I seriously have to check multiple times a week to remember what week of training I’m in. That’s what I get for creating a 16-week plan for myself.
If I ever run a marathon again Next time, a 12 week plan might just workout better for me mentally, or at least make it easier to remember the week I’m in. I’ve been feeling “fine” this week – not bad and not particularly strong – just kind of average and what I’d probably expect for this point in training. I’m not feeling any pain, my bunion is really not bothering me surprisingly (although of course now it will since I said that) and although I can’t say I’m getting enough sleep, I’m getting an amount that I can live and train on so no complaints. Things really are, just fine.
Some highlights from the week were:
A surprising pink sky at the end of my run Monday
I made this apple thing and my kids loved me the whole day
The bottom was sort of an acorn squash cakey consistency and the topping was apples cooked with cinnamon, vanilla and coconut butter. I’m still working on the recipe for it but it was good enough for everyone to stuff in their faces in record time.
I also made an acorn squash pear hash with cinnamon and nutmeg using the rest of the acorn squash. I’ve been loving cooked pears with cinnamon just as much as apples this fall.
And now my runs this week. Again I messed with my training plan because I need to do my long run Sunday instead of Saturday due to my husband coaching all day, rain, and the Jewish holiday. I’m not even sure which one of those factors was the deal breaker for me but clearly a Saturday long run was not in the cards. Sunday morning’s weather looks fabulous so I’m really excited for my run tomorrow.
Monday: 8 miles easy, 2 min plank 80 pushups
Tuesday: Jogged to the track for speed workout and it was closed! So tempted to go easy but did it on the road. 7.79 miles total, I was supposed to do 6 x800 but wound up doing 600 on one of them (I suck at math while running!) so then added a 7th 800 at the end. I wasn’t happy with my speed but I have a feeling the track would’ve been faster. We’ll see next week! Splits were 3:27, 3:27, 2:57 (the 600!) 3:32, 3:32, 3:31, 3:33. Also did 2 min plank and 60 pushups
Wednesday: 5 miles easy, 2 min plank
Thursday: 8 miles, hilly route, 2:30 plank 80 pushups
Friday: 5 miles easy, 2 min plank, 80 pushups
Sat: Rest, 2 min plank
Sunday: Planning for 16 miles with last 6 @ MP (7:45-7:50) plus 2 min plank and hopefully some pushups?

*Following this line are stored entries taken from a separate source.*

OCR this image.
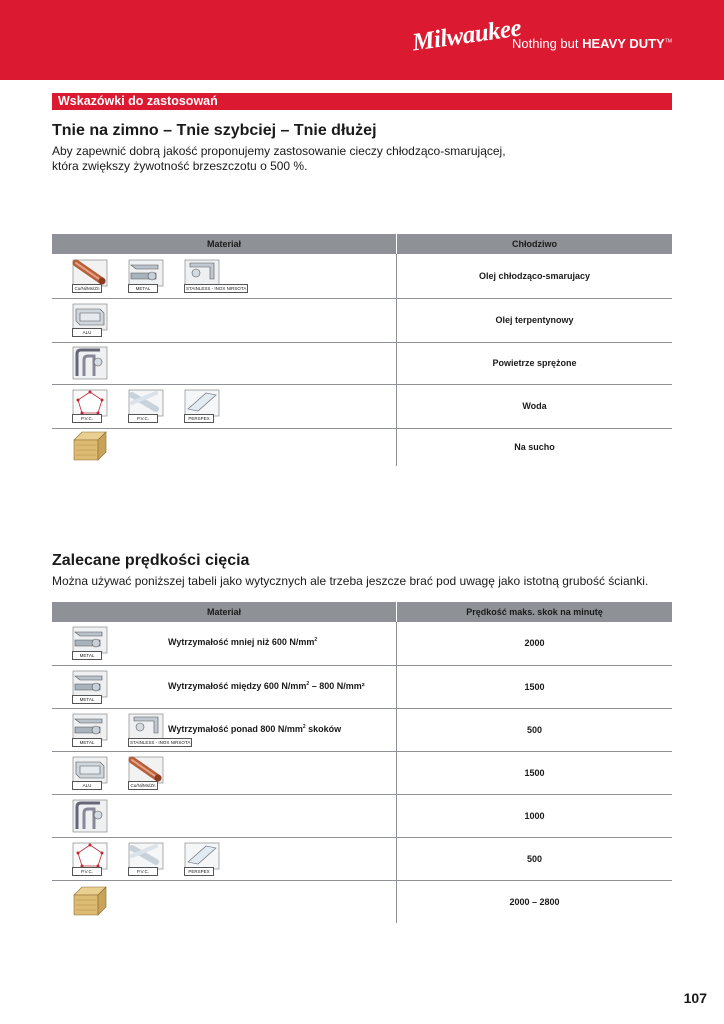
Milwaukee
Nothing but HEAVY DUTY™
Wskazówki do zastosowań
Tnie na zimno – Tnie szybciej – Tnie dłużej

Aby zapewnić dobrą jakość proponujemy zastosowanie cieczy chłodząco-smarującej,

która zwiększy żywotność brzeszczotu o 500 %.

Materiał	Chłodziwo

Cu/Ni/Ms/Zn METAL STAINLESS - INOX NIRSOTA	Olej chłodząco-smarujacy

ALU	Olej terpentynowy

	Powietrze sprężone

P.V.C. P.V.C. PERSPEX	Woda

	Na sucho
Zalecane prędkości cięcia

Można używać poniższej tabeli jako wytycznych ale trzeba jeszcze brać pod uwagę jako istotną grubość ścianki.

Materiał	Prędkość maks. skok na minutę

METAL
Wytrzymałość mniej niż 600 $N/mm^2$	2000

METAL
Wytrzymałość między 600 $N/mm^2 - 800$ N/mm²	1500

METAL STAINLESS - INOX NIRSOTA
Wytrzymałość ponad 800 $N/mm^2$ skoków	500

ALU Cu/Ni/Ms/Zn	1500

	1000

P.V.C. P.V.C. PERSPEX	500

	2000 – 2800
107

Because I’m switching up my long run, my mileage will total just about 50 for the week. Also because I switched my 14 and 16 mile runs mileage for this week is now 8 higher than written in my plan. Looking at the next few weeks there is no break from that with weekly mileage close to 50 and then peaking at 53 in week 13. I’m feeling fine now but depending on how I’m doing after Sunday’s run, I may decide to make this coming week a “down” week since my changes in schedule added in more miles overall. If I’m feeling well though I’ll probably just try to stick with the plan as written from here on out. But as we all know, something always happens and when life allows, we run 🙂
Going forward I think my weakest area is sleep right now, even though it feels like I’m getting away with it, I have my doubts. It’s becoming increasingly difficult for me to get out of bed at 5am and for me that’s a sign I need to go to sleep earlier. My goal is 9:30 but even 10 would be better than where I’m at.
How seriously do you take sleep when training for a big race? How do you know you need more? Do you feel like sleep affects your recovery from workouts?